Whether you are buying a new SUV or your premium is about to expire, it’s a good idea to investigate your options. Many insurance providers are surprisingly helpful when it comes to helping you shop for coverage by offering comparison tools; this is where they show you how much they charge you for insurance and how much you can expect to pay with other providers.
Cost is only one factor to examine, however. Service is another area you should investigate. To illustrate, if your SUV is in an accident, what is their claims process? Do they allow you to take your vehicle to a shop of your choice or do they have preferred shops? As part of the repairs, does the shops use OEM or aftermarket parts? If a shop uses aftermarket parts and your SUV is under warranty, it could negate it.
Along with claims, see how well the insurance company you’re interested in treats its customers. You can research companies through the Better Business Bureau, who assigns grades from A+ to F in part on how well a business resolves customer complaints.
Lastly, ask your friends and relatives for advice. If they have had a good experience with a certain provider, it might be worth going to them even if they charge a little more than the competitors.
When insurance providers consider you for coverage, they want to know how much risk you pose to them. If you have had multiple speeding tickets or accidents, it conveys to them you have unsafe driving behaviors, resulting in you having to pay more insurance.
The best course of action is to practice safe driving behaviors such as adhering to speed limits. If you have had moving violations, see if you can take a safe driving course. Some insurance companies provide a discount on your premium if you pass this course successfully. Overall, the less risk you pose to the insurance company the less you have to pay for insurance.
Though somewhat counterproductive to buying an SUV in the first place, insurance companies reward you when you drive less. The reason for this is the less amount of time you are behind the wheel, the less risk you represent to them.
You can lower your SUV’s mileage by grouping errands into one trip, do carpool for work, and/or bike to visit places in town. Typically, the sweet spot to hit is between 7,500 to 15,000 miles annually, according to DMV.org.
Pay Your Bills on Time
As part of the underwriting process, some insurance companies will check your credit history. They do this because they want to gauge your ability to pay for the policy. If you have a credit history full of late payments, it indicates a risk to the insurance company. So if your score is low don’t be surprised to pay more for insurance. Conversely, if you have a stable history of timely payments, it could lower your premium cost.
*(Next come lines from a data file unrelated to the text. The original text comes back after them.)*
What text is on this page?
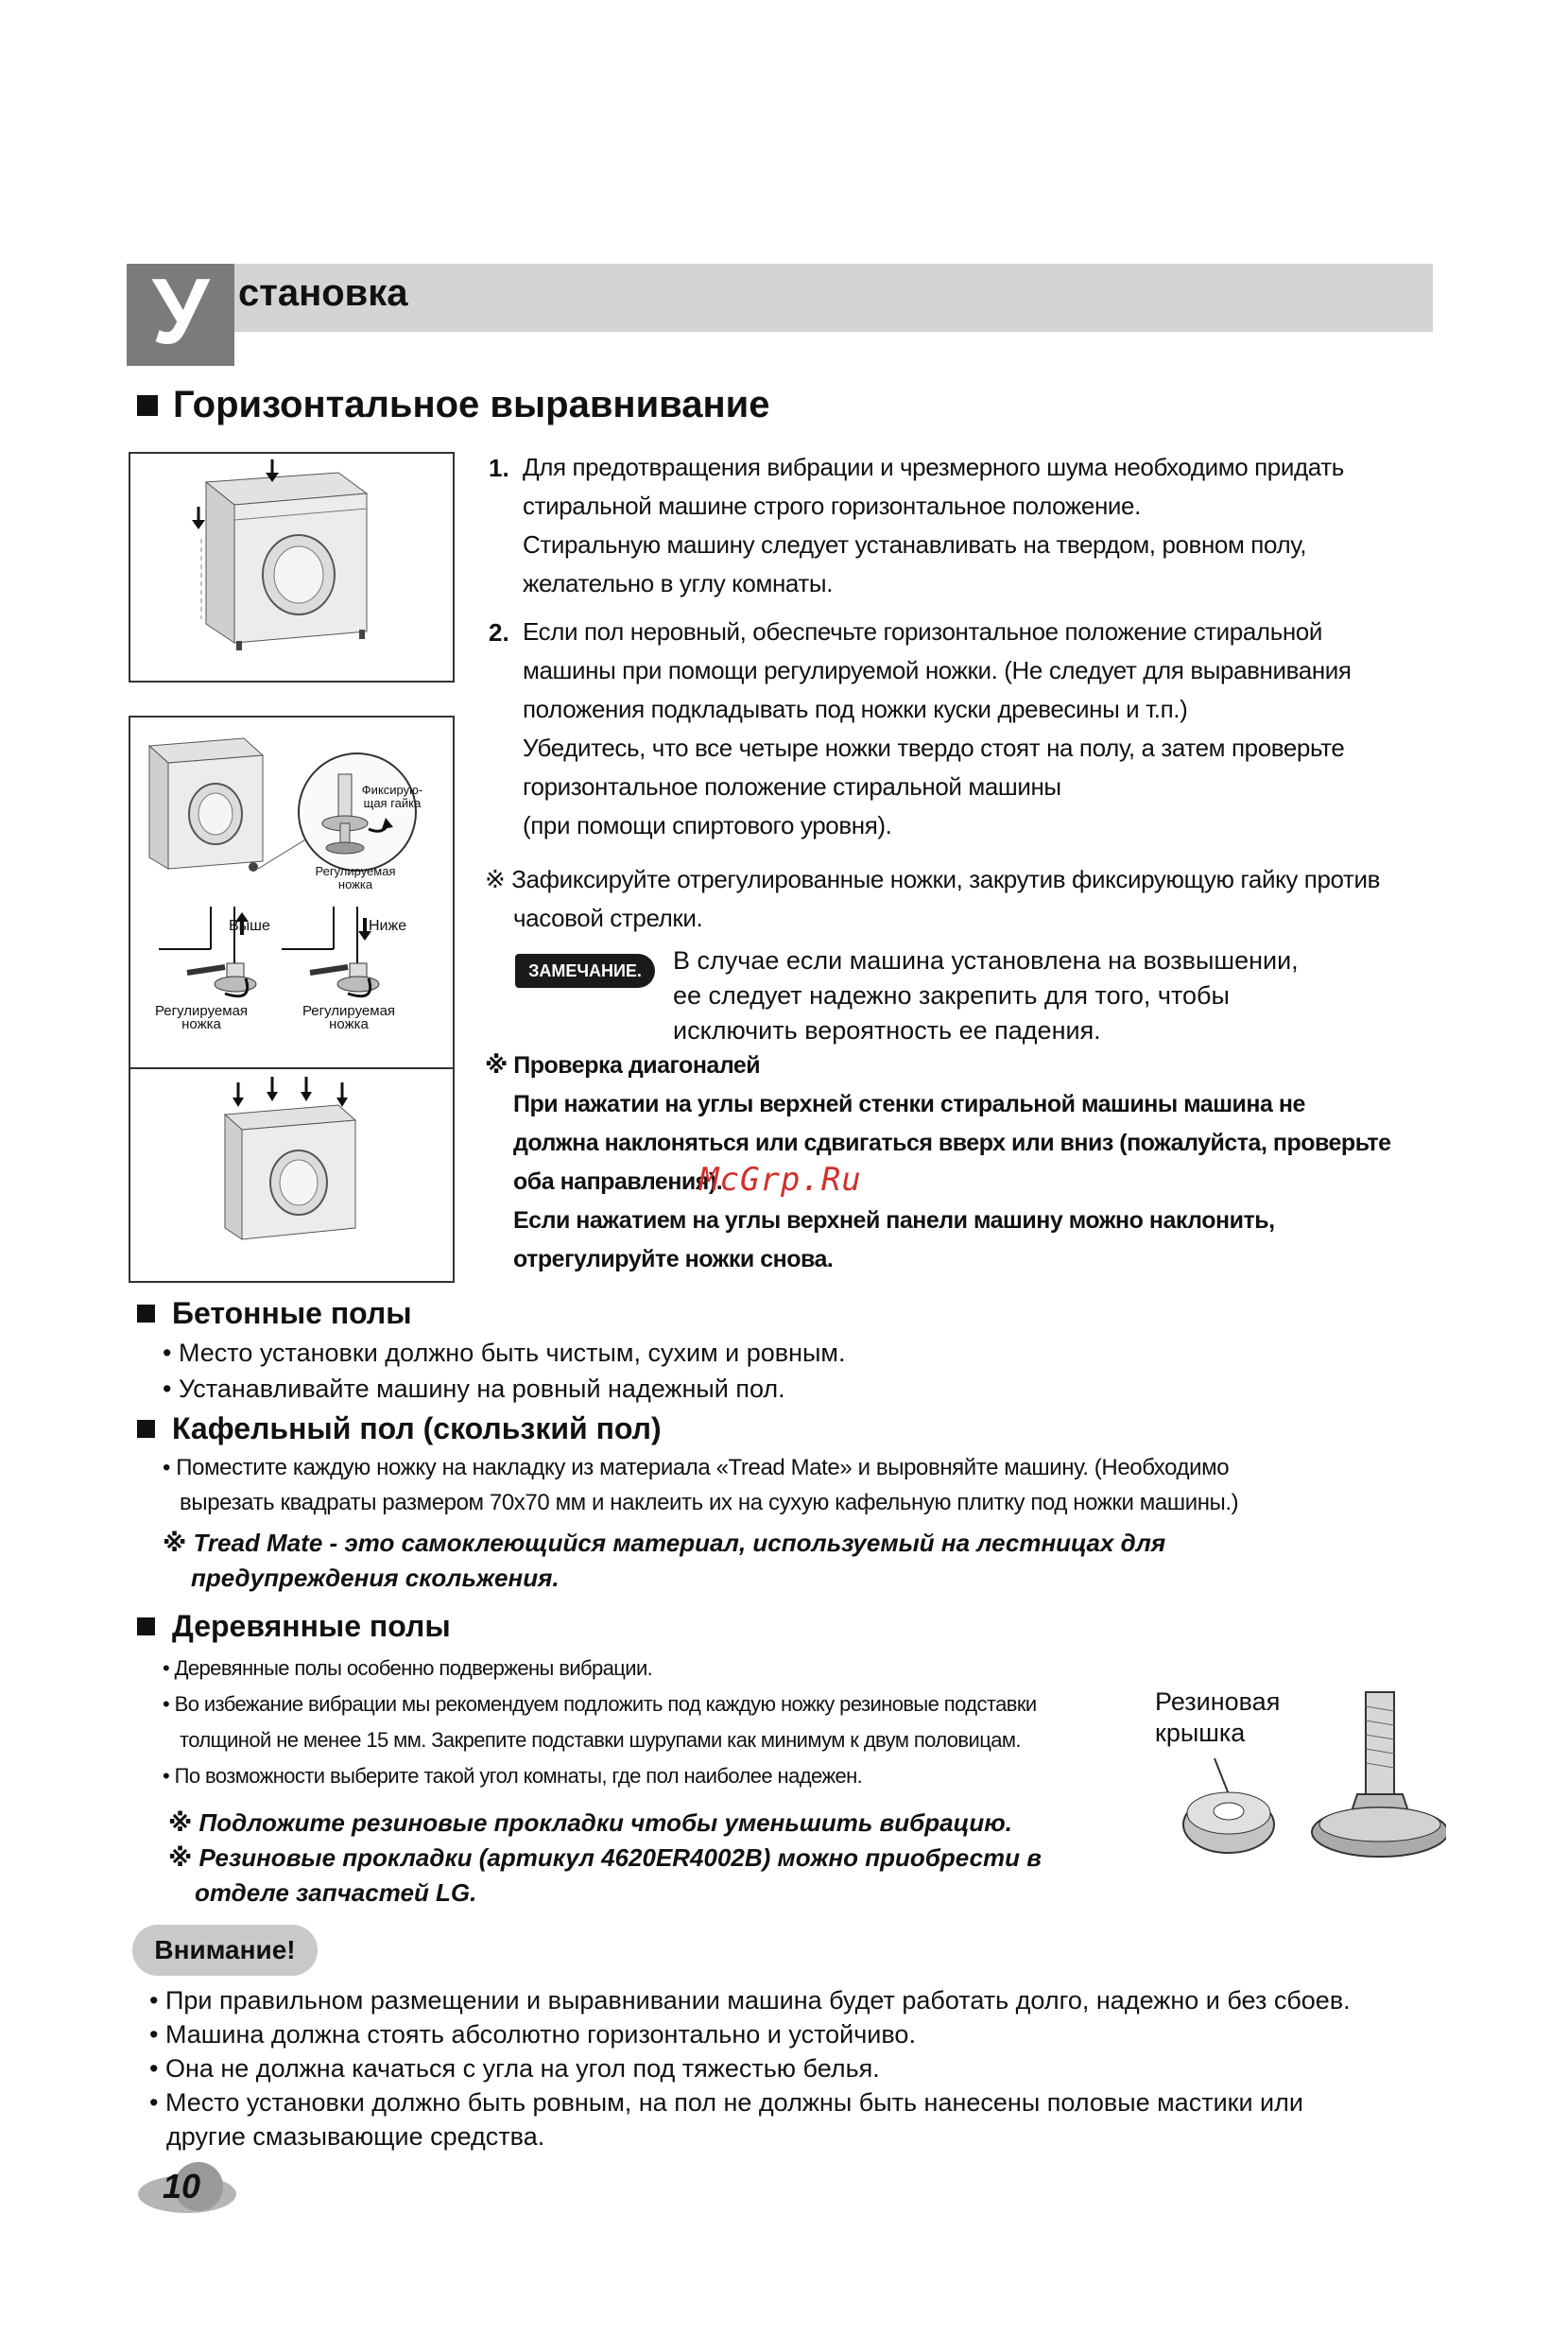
У становка
Горизонтальное выравнивание
Фиксирую-щая гайка
Регулируемая ножка
Выше	Ниже
Регулируемая ножка
Регулируемая ножка
1. Для предотвращения вибрации и чрезмерного шума необходимо придать
стиральной машине строго горизонтальное положение.
Стиральную машину следует устанавливать на твердом, ровном полу,
желательно в углу комнаты.
2. Если пол неровный, обеспечьте горизонтальное положение стиральной
машины при помощи регулируемой ножки. (Не следует для выравнивания
положения подкладывать под ножки куски древесины и т.п.)
Убедитесь, что все четыре ножки твердо стоят на полу, а затем проверьте
горизонтальное положение стиральной машины
(при помощи спиртового уровня).
※ Зафиксируйте отрегулированные ножки, закрутив фиксирующую гайку против
часовой стрелки.
ЗАМЕЧАНИЕ.	В случае если машина установлена на возвышении,
ее следует надежно закрепить для того, чтобы
исключить вероятность ее падения.
※ Проверка диагоналей
При нажатии на углы верхней стенки стиральной машины машина не
должна наклоняться или сдвигаться вверх или вниз (пожалуйста, проверьте
оба направления).
Если нажатием на углы верхней панели машину можно наклонить,
отрегулируйте ножки снова.
McGrp.Ru
Бетонные полы
• Место установки должно быть чистым, сухим и ровным.
• Устанавливайте машину на ровный надежный пол.
Кафельный пол (скользкий пол)
• Поместите каждую ножку на накладку из материала «Tread Mate» и выровняйте машину. (Необходимо
вырезать квадраты размером 70x70 мм и наклеить их на сухую кафельную плитку под ножки машины.)
※ Tread Mate - это самоклеющийся материал, используемый на лестницах для
предупреждения скольжения.
Деревянные полы
• Деревянные полы особенно подвержены вибрации.
• Во избежание вибрации мы рекомендуем подложить под каждую ножку резиновые подставки
толщиной не менее 15 мм. Закрепите подставки шурупами как минимум к двум половицам.
• По возможности выберите такой угол комнаты, где пол наиболее надежен.
※ Подложите резиновые прокладки чтобы уменьшить вибрацию.
※ Резиновые прокладки (артикул 4620ER4002B) можно приобрести в
отделе запчастей LG.
Резиновая
крышка
Внимание!
• При правильном размещении и выравнивании машина будет работать долго, надежно и без сбоев.
• Машина должна стоять абсолютно горизонтально и устойчиво.
• Она не должна качаться с угла на угол под тяжестью белья.
• Место установки должно быть ровным, на пол не должны быть нанесены половые мастики или
другие смазывающие средства.
10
Juggle Deductibles to Match Your Finances
Here's how a deductible works: Say an accident happens, where someone runs their truck into the bumper of your SUV. Your insurance policy has $250 deductible, which means you must pay that $250 before insurance pays the remainder of the tab.
The short term savings comes by raising your deductible limits. By doing this, you can save as much as 40 percent according to the Insurance Information Institute. However, if you raise your deductibles to $1,000 be sure to have that money saved in the case you must file a claim.
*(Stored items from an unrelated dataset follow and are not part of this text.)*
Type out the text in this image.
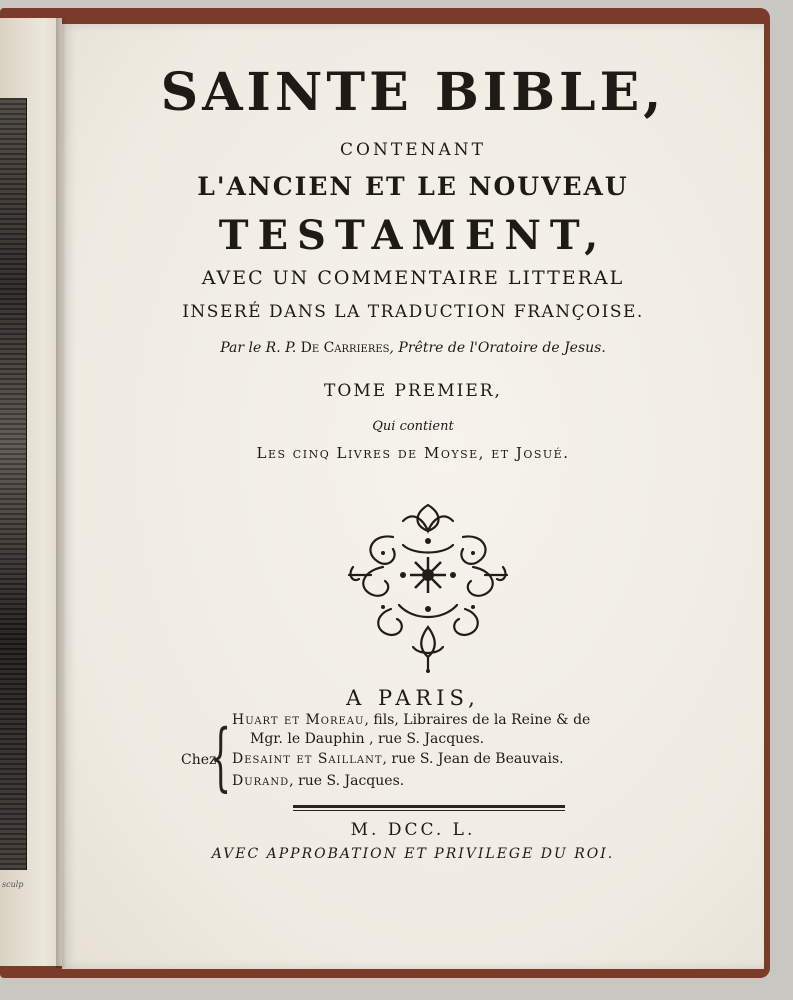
sculp
SAINTE BIBLE,
CONTENANT
L'ANCIEN ET LE NOUVEAU
TESTAMENT,
AVEC UN COMMENTAIRE LITTERAL
INSERÉ DANS LA TRADUCTION FRANÇOISE.
Par le R. P. De Carrieres, Prêtre de l'Oratoire de Jesus.
TOME PREMIER,
Qui contient
Les cinq Livres de Moyse, et Josué.
A PARIS,
Chez
{ Huart et Moreau, fils, Libraires de la Reine & de
Mgr. le Dauphin , rue S. Jacques.
Desaint et Saillant, rue S. Jean de Beauvais.
Durand, rue S. Jacques.
M. DCC. L.
AVEC APPROBATION ET PRIVILEGE DU ROI.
The other option you can do is to keep your deductibles low. While you’ll pay more for it by way of higher insurance premiums, the savings often offset the cost should you need to file a claim.
Think of it this way, say the windshield on your SUV breaks and your deductible is $100. You only have to pay that $100 to have it fixed, which is much less compared to a higher deductible like $1,000. If finances are tight, it’s better to pay a bit more for lower deductibles because it limits the amount of out of pocket expenses you will have.
Bundle Multiple Policies
Similar to the way cable and internet providers advertise, insurance companies offer discounts by having multiple policies through them. If you have homeowner’s, life, or renter’s insurance policies, consider bundling them with your car insurance provider. Normally, you’ll receive a good discount when doing this.
Find Other Discounts
Many insurance companies provide discounts for a variety of factors including if you serve in the military, haven’t had a moving violation in three years, are a student with good grades, your SUV has anti-theft devices and more. The most effective way to find all the applicable discounts for you is to call your local agent and ask. They are a great resource because they can tell you about all the discounts you might not find on the company’s website.